Hasil pemutakhiran BMKG menetapkan gempa berkekuatan magnitudo 5,0 dengan episenter sekitar 160 kilometer arah tenggara Kabupaten Malang pada kedalaman 39 kilometer.
Sebelumnya, parameter awal mencatat gempa bermagnitudo 5,2. Dalam data awal, lokasi gempa berada sekitar 156 kilometer tenggara Kabupaten Malang dengan kedalaman 10 kilometer.
Pemutakhiran parameter tersebut merupakan bagian dari proses analisis kegempaan setelah BMKG memperoleh data yang lebih lengkap dari jaringan sensor pemantauan.

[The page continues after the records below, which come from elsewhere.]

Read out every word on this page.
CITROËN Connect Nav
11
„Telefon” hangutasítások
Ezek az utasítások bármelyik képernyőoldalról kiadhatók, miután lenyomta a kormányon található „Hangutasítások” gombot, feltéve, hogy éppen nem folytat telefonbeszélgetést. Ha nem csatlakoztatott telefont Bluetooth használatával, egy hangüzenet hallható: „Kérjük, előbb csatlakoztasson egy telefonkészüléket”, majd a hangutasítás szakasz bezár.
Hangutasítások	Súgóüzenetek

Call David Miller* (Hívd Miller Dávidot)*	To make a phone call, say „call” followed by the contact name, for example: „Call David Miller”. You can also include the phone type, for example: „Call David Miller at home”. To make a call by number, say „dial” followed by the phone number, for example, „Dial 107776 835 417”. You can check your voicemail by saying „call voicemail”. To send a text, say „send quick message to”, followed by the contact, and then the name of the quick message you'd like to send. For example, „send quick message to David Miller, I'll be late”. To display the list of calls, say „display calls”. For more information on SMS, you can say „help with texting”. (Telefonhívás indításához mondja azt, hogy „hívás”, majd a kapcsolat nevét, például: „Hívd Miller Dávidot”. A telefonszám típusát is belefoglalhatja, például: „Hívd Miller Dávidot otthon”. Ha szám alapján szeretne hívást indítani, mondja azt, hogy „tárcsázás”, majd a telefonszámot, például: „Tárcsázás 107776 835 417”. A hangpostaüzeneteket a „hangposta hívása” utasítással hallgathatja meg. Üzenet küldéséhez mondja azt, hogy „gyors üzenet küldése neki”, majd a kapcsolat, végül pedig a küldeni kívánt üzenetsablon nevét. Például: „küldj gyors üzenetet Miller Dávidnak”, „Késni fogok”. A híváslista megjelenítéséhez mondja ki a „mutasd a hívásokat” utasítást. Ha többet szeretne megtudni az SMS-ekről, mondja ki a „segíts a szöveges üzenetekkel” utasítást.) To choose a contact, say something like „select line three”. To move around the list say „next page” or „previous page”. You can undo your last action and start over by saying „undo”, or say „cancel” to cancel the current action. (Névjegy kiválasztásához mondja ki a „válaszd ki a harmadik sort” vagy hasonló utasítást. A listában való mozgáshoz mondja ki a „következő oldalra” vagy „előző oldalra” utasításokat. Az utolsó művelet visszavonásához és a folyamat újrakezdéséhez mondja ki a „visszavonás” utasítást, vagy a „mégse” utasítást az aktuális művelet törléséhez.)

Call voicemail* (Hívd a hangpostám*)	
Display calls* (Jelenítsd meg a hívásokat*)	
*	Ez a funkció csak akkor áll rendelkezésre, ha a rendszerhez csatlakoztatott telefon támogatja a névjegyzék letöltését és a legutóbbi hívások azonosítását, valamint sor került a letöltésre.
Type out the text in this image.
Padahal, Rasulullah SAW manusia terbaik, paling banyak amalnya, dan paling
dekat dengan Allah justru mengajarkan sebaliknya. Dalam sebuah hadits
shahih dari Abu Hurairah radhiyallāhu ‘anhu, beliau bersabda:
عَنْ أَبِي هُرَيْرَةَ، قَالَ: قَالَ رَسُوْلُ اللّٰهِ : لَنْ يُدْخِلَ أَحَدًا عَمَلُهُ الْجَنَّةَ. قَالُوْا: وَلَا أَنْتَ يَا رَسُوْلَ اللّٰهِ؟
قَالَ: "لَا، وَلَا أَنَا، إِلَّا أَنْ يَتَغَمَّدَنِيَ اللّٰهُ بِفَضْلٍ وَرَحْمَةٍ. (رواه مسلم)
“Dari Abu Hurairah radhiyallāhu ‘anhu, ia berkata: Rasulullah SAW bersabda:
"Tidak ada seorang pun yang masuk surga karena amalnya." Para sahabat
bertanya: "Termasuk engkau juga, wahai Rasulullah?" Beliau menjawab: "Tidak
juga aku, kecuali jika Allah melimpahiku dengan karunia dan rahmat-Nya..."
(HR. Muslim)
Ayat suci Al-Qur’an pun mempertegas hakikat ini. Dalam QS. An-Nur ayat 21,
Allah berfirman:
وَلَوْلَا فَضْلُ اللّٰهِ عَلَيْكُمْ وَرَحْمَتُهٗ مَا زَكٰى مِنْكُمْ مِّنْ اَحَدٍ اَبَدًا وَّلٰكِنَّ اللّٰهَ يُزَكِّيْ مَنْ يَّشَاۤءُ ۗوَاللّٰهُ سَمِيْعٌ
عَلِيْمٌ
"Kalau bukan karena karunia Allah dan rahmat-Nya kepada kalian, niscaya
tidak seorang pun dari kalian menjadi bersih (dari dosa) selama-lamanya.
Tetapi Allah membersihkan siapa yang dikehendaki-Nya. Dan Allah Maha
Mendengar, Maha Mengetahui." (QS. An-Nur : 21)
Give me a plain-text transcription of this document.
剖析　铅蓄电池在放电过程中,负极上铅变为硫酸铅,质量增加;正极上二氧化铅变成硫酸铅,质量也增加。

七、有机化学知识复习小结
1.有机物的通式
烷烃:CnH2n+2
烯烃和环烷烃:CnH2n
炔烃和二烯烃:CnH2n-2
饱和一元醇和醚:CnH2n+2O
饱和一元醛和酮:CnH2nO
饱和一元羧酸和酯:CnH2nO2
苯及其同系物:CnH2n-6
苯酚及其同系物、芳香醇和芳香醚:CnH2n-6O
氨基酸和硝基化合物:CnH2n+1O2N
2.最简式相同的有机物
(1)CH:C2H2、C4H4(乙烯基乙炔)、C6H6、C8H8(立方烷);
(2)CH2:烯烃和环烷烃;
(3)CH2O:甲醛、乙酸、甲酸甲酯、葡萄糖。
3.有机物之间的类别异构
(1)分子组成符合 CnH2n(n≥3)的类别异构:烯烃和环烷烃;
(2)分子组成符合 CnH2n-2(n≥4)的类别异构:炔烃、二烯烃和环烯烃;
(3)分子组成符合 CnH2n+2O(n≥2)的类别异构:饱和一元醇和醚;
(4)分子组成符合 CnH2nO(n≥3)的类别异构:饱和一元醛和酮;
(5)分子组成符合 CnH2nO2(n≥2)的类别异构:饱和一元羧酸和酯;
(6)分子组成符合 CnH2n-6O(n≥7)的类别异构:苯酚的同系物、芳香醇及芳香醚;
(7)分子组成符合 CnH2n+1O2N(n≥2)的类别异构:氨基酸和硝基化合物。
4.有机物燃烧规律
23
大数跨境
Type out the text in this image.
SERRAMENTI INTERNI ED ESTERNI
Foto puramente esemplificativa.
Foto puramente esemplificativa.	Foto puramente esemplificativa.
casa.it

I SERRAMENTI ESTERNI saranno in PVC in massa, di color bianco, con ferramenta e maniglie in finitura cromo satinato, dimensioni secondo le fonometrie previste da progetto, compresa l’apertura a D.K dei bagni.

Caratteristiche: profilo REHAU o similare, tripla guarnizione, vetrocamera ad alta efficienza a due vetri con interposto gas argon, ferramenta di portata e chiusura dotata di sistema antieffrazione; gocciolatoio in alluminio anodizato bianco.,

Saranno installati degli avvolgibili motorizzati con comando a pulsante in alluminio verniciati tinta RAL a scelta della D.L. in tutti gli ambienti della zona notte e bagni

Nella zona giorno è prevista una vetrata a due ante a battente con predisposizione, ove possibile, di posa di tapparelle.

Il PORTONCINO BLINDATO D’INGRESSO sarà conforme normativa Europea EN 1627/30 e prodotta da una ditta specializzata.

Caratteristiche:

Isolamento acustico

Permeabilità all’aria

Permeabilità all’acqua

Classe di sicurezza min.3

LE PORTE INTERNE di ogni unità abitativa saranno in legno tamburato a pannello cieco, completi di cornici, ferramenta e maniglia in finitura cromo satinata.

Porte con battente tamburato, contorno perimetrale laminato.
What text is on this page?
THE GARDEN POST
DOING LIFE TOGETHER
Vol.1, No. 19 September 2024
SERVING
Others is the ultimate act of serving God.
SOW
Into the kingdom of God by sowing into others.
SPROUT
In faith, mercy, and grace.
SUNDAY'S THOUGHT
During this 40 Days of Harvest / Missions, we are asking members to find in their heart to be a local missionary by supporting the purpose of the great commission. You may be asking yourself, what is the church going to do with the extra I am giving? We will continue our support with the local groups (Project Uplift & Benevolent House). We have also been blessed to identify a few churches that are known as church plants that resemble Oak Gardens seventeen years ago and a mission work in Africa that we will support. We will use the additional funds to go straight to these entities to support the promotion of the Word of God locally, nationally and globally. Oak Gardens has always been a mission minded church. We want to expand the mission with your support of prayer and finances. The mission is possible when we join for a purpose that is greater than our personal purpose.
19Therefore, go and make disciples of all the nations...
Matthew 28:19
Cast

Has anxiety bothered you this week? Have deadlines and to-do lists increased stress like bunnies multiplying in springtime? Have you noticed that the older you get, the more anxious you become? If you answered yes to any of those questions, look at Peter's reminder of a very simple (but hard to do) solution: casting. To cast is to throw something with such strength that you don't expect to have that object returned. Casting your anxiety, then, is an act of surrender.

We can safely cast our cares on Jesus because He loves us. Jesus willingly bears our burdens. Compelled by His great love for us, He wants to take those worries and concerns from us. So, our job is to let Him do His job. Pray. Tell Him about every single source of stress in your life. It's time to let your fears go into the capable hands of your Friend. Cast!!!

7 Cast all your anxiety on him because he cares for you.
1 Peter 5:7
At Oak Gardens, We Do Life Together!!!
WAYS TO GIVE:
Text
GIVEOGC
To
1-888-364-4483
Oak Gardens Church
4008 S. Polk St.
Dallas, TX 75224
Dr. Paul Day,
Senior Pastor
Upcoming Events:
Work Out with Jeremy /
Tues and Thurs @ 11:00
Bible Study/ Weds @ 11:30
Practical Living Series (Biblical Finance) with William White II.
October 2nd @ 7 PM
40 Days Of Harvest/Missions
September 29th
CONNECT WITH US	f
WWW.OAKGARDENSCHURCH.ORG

Belum Ada Gempa Susulan hingga Pukul 10.00 WIB
Hingga pukul 10.00 WIB, BMKG belum mencatat aktivitas gempa susulan setelah kejadian utama pada pukul 08.42 WIB.
Meski demikian, masyarakat tetap diminta meningkatkan kewaspadaan dan memahami langkah keselamatan apabila sewaktu-waktu kembali merasakan guncangan.
Warga juga disarankan memperhatikan kondisi lingkungan serta menghindari bagian bangunan yang dinilai berpotensi membahayakan.
BMKG mengingatkan masyarakat agar tidak mudah mempercayai informasi yang sumbernya tidak jelas, terutama mengenai gempa susulan, potensi tsunami, maupun dampak gempa.
Masyarakat Diminta Pantau Kanal Resmi BMKG
BMKG meminta masyarakat mengikuti perkembangan informasi mengenai gempa hanya melalui kanal resmi.
Informasi terbaru dapat dipantau melalui aplikasi InfoBMKG maupun saluran resmi BMKG lainnya.
Imbauan tersebut penting untuk mencegah penyebaran informasi yang belum terverifikasi dan berpotensi menimbulkan kepanikan.
Dengan hasil analisis yang memastikan gempa tidak berpotensi tsunami, masyarakat di Malang dan wilayah Jawa Timur lainnya tetap diminta tenang, waspada, serta memahami prosedur drop, cover, and hold on sebagai bagian dari kesiapsiagaan menghadapi gempa bumi.